I nod. “She recently took a big chance hiring me for a really high-level project, and she doesn’t want it getting out the guy she placed that much trust in for a job that big is a loose cannon who’d recklessly hack a romance scammer for sport, simply to avenge his girlfriend.”

“Sounds like your FBI bestie is a good friend to have.”

It’s an understatement. After my first call with her today, Deputy Director Leach immediately hopped a flight from DC to Seattle, and she’s been deftly overseeing the investigation ever since. Under her capable leadership, her team on the ground quickly obtained a search warrant for a small dwelling near the barn where Greg Smith held Hannah, and what they gathered there has been a “treasure trove” of evidence, I’m told.

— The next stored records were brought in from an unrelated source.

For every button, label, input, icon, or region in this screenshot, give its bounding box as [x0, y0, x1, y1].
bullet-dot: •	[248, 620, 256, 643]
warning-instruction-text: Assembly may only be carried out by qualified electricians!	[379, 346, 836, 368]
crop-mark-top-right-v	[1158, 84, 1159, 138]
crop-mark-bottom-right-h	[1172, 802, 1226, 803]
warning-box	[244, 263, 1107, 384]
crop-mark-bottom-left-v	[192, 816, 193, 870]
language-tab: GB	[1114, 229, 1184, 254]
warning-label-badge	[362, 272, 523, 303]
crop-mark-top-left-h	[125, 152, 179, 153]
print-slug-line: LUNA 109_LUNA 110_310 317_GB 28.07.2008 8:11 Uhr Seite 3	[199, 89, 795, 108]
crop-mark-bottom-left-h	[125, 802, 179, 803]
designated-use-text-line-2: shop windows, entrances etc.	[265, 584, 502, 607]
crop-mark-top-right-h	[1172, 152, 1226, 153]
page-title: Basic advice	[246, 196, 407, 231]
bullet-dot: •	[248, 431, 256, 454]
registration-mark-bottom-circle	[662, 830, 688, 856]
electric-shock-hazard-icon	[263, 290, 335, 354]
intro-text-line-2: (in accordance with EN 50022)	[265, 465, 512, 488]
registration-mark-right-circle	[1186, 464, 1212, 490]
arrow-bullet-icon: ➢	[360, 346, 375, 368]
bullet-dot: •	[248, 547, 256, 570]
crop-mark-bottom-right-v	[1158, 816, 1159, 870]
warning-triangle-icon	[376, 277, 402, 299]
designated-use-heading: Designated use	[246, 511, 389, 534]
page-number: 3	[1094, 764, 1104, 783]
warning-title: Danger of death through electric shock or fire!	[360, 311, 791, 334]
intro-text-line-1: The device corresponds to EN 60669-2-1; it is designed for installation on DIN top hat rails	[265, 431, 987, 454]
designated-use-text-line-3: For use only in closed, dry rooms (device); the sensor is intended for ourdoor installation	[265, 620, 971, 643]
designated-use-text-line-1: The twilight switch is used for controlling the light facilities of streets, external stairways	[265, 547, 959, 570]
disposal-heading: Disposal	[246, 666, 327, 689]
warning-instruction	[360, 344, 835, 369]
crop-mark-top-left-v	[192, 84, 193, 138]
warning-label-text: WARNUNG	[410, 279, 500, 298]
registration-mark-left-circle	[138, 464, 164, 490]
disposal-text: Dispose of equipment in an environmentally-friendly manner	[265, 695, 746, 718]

My FBI connection couldn’t give me any details over the phone, but she uncharacteristically said she was “eager” to update me in person.

Reed asks, “So, if you didn’t hack Greggy-poo, according to the official version of events, then what motivated him to kidnap Hannah?”

That’s an easy one, since I’ve already discussed it with Deputy Director Leach. I reply, “Greggy-poo saw Hannah at the Climb & Conquer party by chance, and after covertly observing her gallivanting with her billionaire best friends, he started stalking her online afterwards, out of curiosity and envy. When he saw she was living the kind of life he wanted for himself, he became increasingly full of rage toward her, so he hatched his plan.”

“Sounds plausible enough,” Reed says. “More plausible than the truth, actually. The guy was definitely full of rage.”

“Yes, he was. May he rot in hell.”

Our car pulls into a parking garage attached to the FBI building, and I nearly leap out before it’s come to a full stop. Reed and I are bustled out of the car and brought through a back entrance. As we’re striding with our escorts down a long hallway under fluorescent lights, my phone pings with a text from Hannah.

“Hannah’s finished giving her statement,” I report excitedly. “Perfect timing.”

We’re led into an elevator. As we ascend, nobody speaks. Anticipation in the small space is thick. Anxiety, too. At least, on my part. In fact, it’s skating across my skin and churning my stomach. What if Hannah’s been processing everything that’s happened since our brief conversation after her rescue, and she’s now decided she wants nothing to do with me? Amid the chaos right after the raid, Hannah yelled the four most beautiful words in the English language—“I love you, Henny!”—but what if she’s changed her mind about that, now that she’s had some time to reflect on my culpability?

When we exit the elevator, we’re led down another hallway to a closed door. The agent opens it for us, and there she is. Hannah Banana Montana la Plátana Milliken. The great love of my life. Wrapped in a blanket, looking pale and small and disheveled—like a little sea otter that’s been through a storm.

“Hannah.” I rush to her, completely forgetting the plan I’d formulated in the car to let her dictate the terms of our reunion. To my relief, Hannah springs up and hurls herself into my waiting arms. As I wrap her up, she breaks down in sobs, so I hold her close and kiss her hair and whisper that I love her. That I’m sorry. That everything is going to be okay.

After a while, we disengage from our embrace and discover we’re now alone in the small room with the door closed. Apparently, everyone here earlier decided to give us some privacy.

We sit down on a couch and talk furiously for several minutes. I apologize again and again, and Hannah says this wasn’t my fault, that Greg Smith made ridiculous leaps of logic that nobody could have foreseen.

“I should have told you I knew about him,” I insist. “I shouldn’t have held that information back from you.”